A close analogy to the present facts is to be found in Guaranty Trust Co. v. Commissioner, 303 U.S. 493. There the partnership was dissolved by the death of the partner, while here the same result ensued from petitioner's retirement from the firm. New York Partnership Law, secs. 60, 62, 73. But in each cash the partner's earnings and profits for an uncompleted partnership fiscal year were ascertained and credited during the calendar year for which the deficiency was determined. And in the present case they were actually paid during that year. Notwithstanding that if the partnership had continued its fiscal year would not have ended until the following calendar year, it was held in the Guaranty Trust case that the partner's distributive share of the income was taxable to him in the year in which the partnership terminated by his death. The opinion, to be sure, was not based squarely on the conclusion that ‘the partnership 'taxable year’ within the meaning of section 182(a) includes in the special circumstances of this case an accounting period of less than 12 months,‘ here from February 1, 1943, to the date of termination, July 31, 1943. But in Anne Jacobs, 7 T.C. 1481, it was expressly held that ‘such fractional period is a taxable year within the meaning of section 48(a), supra.‘ This furnished the distinction from such cases as C. A. Tooke, 17 B.T.A. 690, which was decided under an earlier and different revenue act. The result is that petitioner's distributive share of the income of a partnership which was dissolved and terminated in the calendar year 1943 is taxable to him as income of that year.

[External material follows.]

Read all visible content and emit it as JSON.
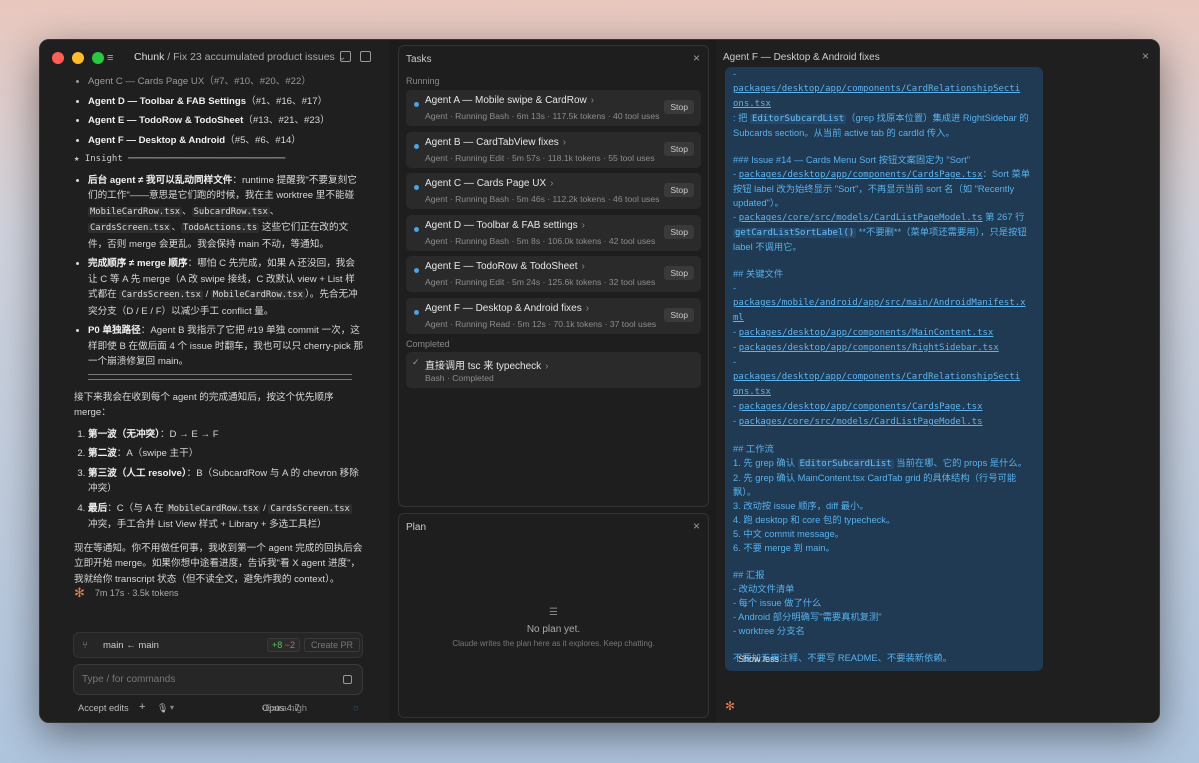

Finally, petitioner resists respondent's determination as to the amount of partnership profits for the period in issue. Laying to one side any question of burden of proof or of the presumptive correctness of respondent's determination, we are satisfied that the record— as made in part by petitioner's own witness— supports the amount of partnership income and of petitioner's one-third share thereof as determined by respondent. The figures appearing in our findings were given by petitioner's accountant. He failed to arrive at respondent's total only because of a refusal to give effect to any closing inventory.

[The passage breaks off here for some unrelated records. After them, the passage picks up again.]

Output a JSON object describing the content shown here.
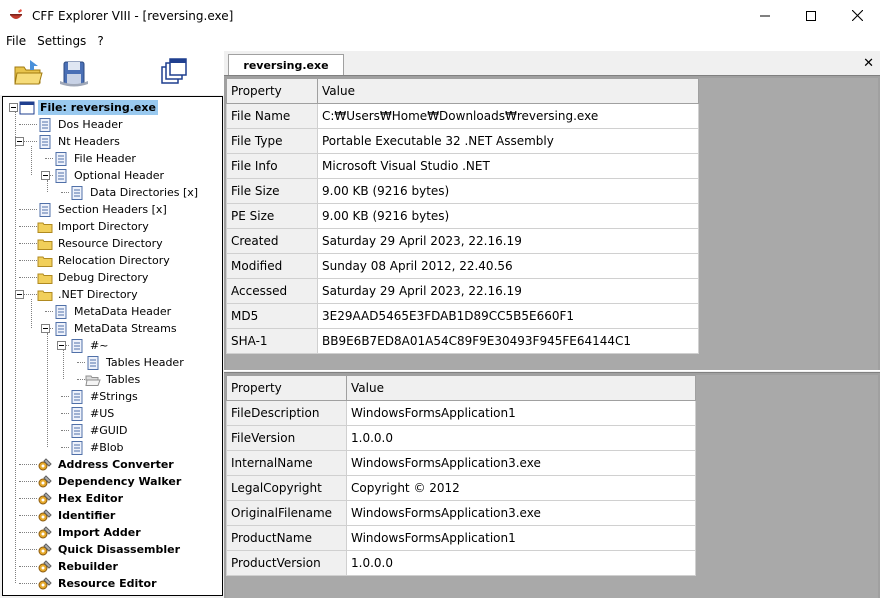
{
  "window": {
    "title": "CFF Explorer VIII - [reversing.exe]",
    "controls": {
      "minimize": "—",
      "maximize": "☐",
      "close": "✕"
    }
  },
  "menu": [
    "File",
    "Settings",
    "?"
  ],
  "toolbar": {
    "icons": [
      "open-folder-icon",
      "save-disk-icon",
      "windows-icon"
    ]
  },
  "tree": {
    "root": "File: reversing.exe",
    "items": [
      "Dos Header",
      "Nt Headers",
      "File Header",
      "Optional Header",
      "Data Directories [x]",
      "Section Headers [x]",
      "Import Directory",
      "Resource Directory",
      "Relocation Directory",
      "Debug Directory",
      ".NET Directory",
      "MetaData Header",
      "MetaData Streams",
      "#~",
      "Tables Header",
      "Tables",
      "#Strings",
      "#US",
      "#GUID",
      "#Blob"
    ],
    "tools": [
      "Address Converter",
      "Dependency Walker",
      "Hex Editor",
      "Identifier",
      "Import Adder",
      "Quick Disassembler",
      "Rebuilder",
      "Resource Editor"
    ]
  },
  "tab": {
    "label": "reversing.exe",
    "close": "✕"
  },
  "file_info": {
    "headers": [
      "Property",
      "Value"
    ],
    "rows": [
      [
        "File Name",
        "C:₩Users₩Home₩Downloads₩reversing.exe"
      ],
      [
        "File Type",
        "Portable Executable 32 .NET Assembly"
      ],
      [
        "File Info",
        "Microsoft Visual Studio .NET"
      ],
      [
        "File Size",
        "9.00 KB (9216 bytes)"
      ],
      [
        "PE Size",
        "9.00 KB (9216 bytes)"
      ],
      [
        "Created",
        "Saturday 29 April 2023, 22.16.19"
      ],
      [
        "Modified",
        "Sunday 08 April 2012, 22.40.56"
      ],
      [
        "Accessed",
        "Saturday 29 April 2023, 22.16.19"
      ],
      [
        "MD5",
        "3E29AAD5465E3FDAB1D89CC5B5E660F1"
      ],
      [
        "SHA-1",
        "BB9E6B7ED8A01A54C89F9E30493F945FE64144C1"
      ]
    ]
  },
  "version_info": {
    "headers": [
      "Property",
      "Value"
    ],
    "rows": [
      [
        "FileDescription",
        "WindowsFormsApplication1"
      ],
      [
        "FileVersion",
        "1.0.0.0"
      ],
      [
        "InternalName",
        "WindowsFormsApplication3.exe"
      ],
      [
        "LegalCopyright",
        "Copyright ©  2012"
      ],
      [
        "OriginalFilename",
        "WindowsFormsApplication3.exe"
      ],
      [
        "ProductName",
        "WindowsFormsApplication1"
      ],
      [
        "ProductVersion",
        "1.0.0.0"
      ]
    ]
  }
}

But the partnership itself was obviously a business in which inventories were an income-computing factor. This appears from the tax return itself and inferentially from the method of computation employed by petitioner's accountant. Such a procedure for computing income requires that, from opening inventory and raw materials purchased, there be deducted the amount of closing inventory before the cost of goods sold can be arrived at. See, e.g., income tax Form 1065. Petitioner's share is to be determined from a computation of the partnership's own income, which it is required to make in the same way as though it were itself the taxpayer. Internal Revenue Code, secs. 181-183, 187. It follows that no accurate computation of the partnership income for the period in question, and hence of petitioner's distributive share thereof, could be made without taking account of the closing inventory for the period. For the reasons stated, we are satisfied that the amount of this income, as set forth in our findings, established by the record, and determined by the respondent, is correct.

Decision will be entered for the respondent.